I have a Nagios XI server monitoring 648 hosts and 23490 services with the help of one gearman worker running on another server. Everything was working as expected for weeks
but I started getting service and host check orphaned messages in the logs since a few days ago.
I have gone through a lot of messages on this forum and tried different things but I can't seem to narrow down or fix the issue.

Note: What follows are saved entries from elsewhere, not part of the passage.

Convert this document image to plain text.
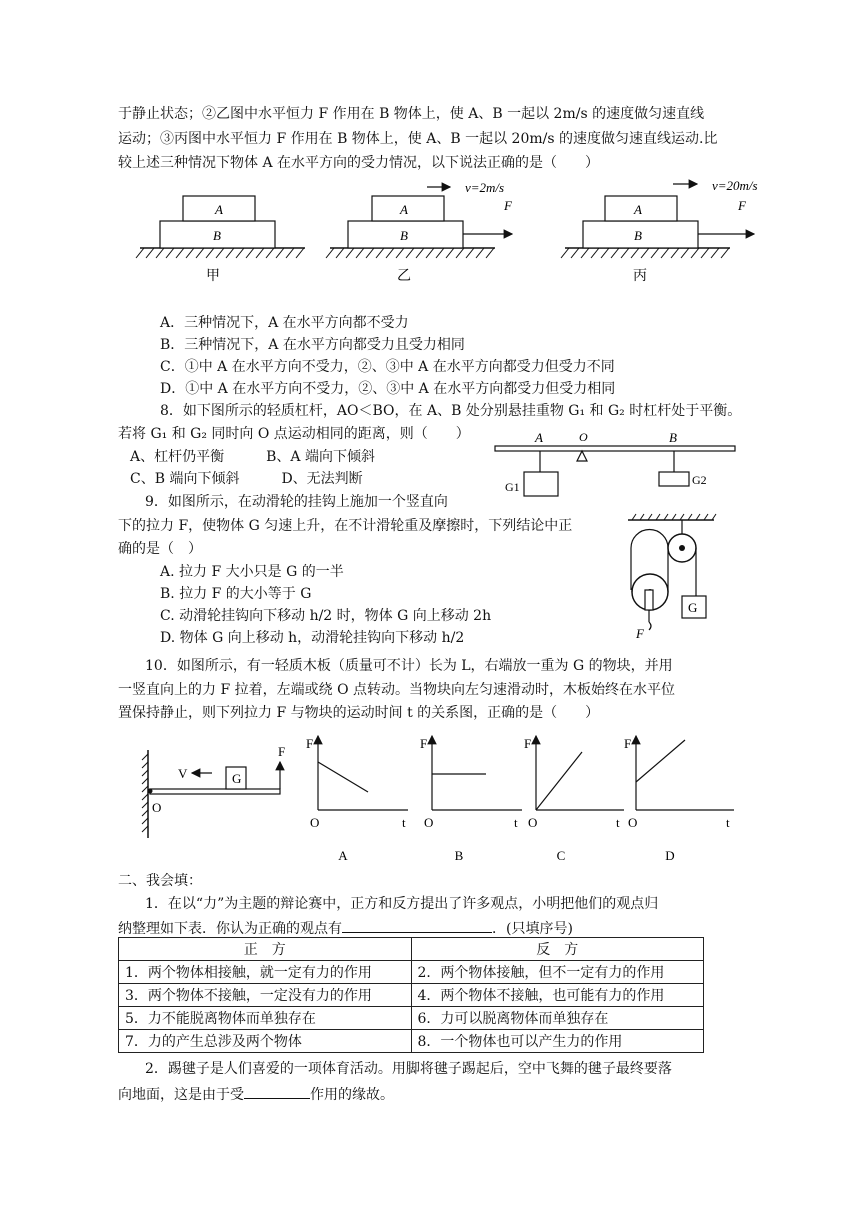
于静止状态；②乙图中水平恒力 F 作用在 B 物体上，使 A、B 一起以 2m/s 的速度做匀速直线
运动；③丙图中水平恒力 F 作用在 B 物体上，使 A、B 一起以 20m/s 的速度做匀速直线运动.比
较上述三种情况下物体 A 在水平方向的受力情况，以下说法正确的是（　　）
A
B
甲
A
B
v=2m/s
F
乙
A
B
v=20m/s
F
丙
A．三种情况下，A 在水平方向都不受力
B．三种情况下，A 在水平方向都受力且受力相同
C．①中 A 在水平方向不受力，②、③中 A 在水平方向都受力但受力不同
D．①中 A 在水平方向不受力，②、③中 A 在水平方向都受力但受力相同
8．如下图所示的轻质杠杆，AO＜BO，在 A、B 处分别悬挂重物 G₁ 和 G₂ 时杠杆处于平衡。
若将 G₁ 和 G₂ 同时向 O 点运动相同的距离，则（　　）
A、杠杆仍平衡　　　B、A 端向下倾斜
C、B 端向下倾斜　　　D、无法判断
A	O	B
G1	G2
9．如图所示，在动滑轮的挂钩上施加一个竖直向
下的拉力 F，使物体 G 匀速上升，在不计滑轮重及摩擦时，下列结论中正
确的是（　）
A. 拉力 F 大小只是 G 的一半
B. 拉力 F 的大小等于 G
C. 动滑轮挂钩向下移动 h/2 时，物体 G 向上移动 2h
D. 物体 G 向上移动 h，动滑轮挂钩向下移动 h/2
G
F
10．如图所示，有一轻质木板（质量可不计）长为 L，右端放一重为 G 的物块，并用
一竖直向上的力 F 拉着，左端或绕 O 点转动。当物块向左匀速滑动时，木板始终在水平位
置保持静止，则下列拉力 F 与物块的运动时间 t 的关系图，正确的是（　　）
O
G
V
F
F
O	t
A
F
O	t
B
F
O	t
C
F
O	t
D
二、我会填：
1．在以“力”为主题的辩论赛中，正方和反方提出了许多观点，小明把他们的观点归
纳整理如下表．你认为正确的观点有	．(只填序号)
正　方	反　方
1．两个物体相接触，就一定有力的作用	2．两个物体接触，但不一定有力的作用
3．两个物体不接触，一定没有力的作用	4．两个物体不接触，也可能有力的作用
5．力不能脱离物体而单独存在	6．力可以脱离物体而单独存在
7．力的产生总涉及两个物体	8．一个物体也可以产生力的作用
2．踢毽子是人们喜爱的一项体育活动。用脚将毽子踢起后，空中飞舞的毽子最终要落
向地面，这是由于受	作用的缘故。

What I have noticed is whenever I restart Nagios, the worker picks up a lot of work which it executes, but then after a few minutes it stop doing anything. I can only see the following in the logs then:
[2013-07-28 16:05:38][6006][DEBUG] child started with pid: 6006
[2013-07-28 16:05:38][6007][DEBUG] child started with pid: 6007
[2013-07-28 16:05:38][6008][DEBUG] child started with pid: 6008
[2013-07-28 16:05:38][6009][DEBUG] child started with pid: 6009
[2013-07-28 16:05:38][6005][DEBUG] child started with pid: 6005
[2013-07-28 16:05:39][6010][DEBUG] child started with pid: 6010
[2013-07-28 16:05:40][6011][DEBUG] child started with pid: 6011
The following are my configuration files. I have made a lot of changes to see if I can fix the issue but that could have made matters worse.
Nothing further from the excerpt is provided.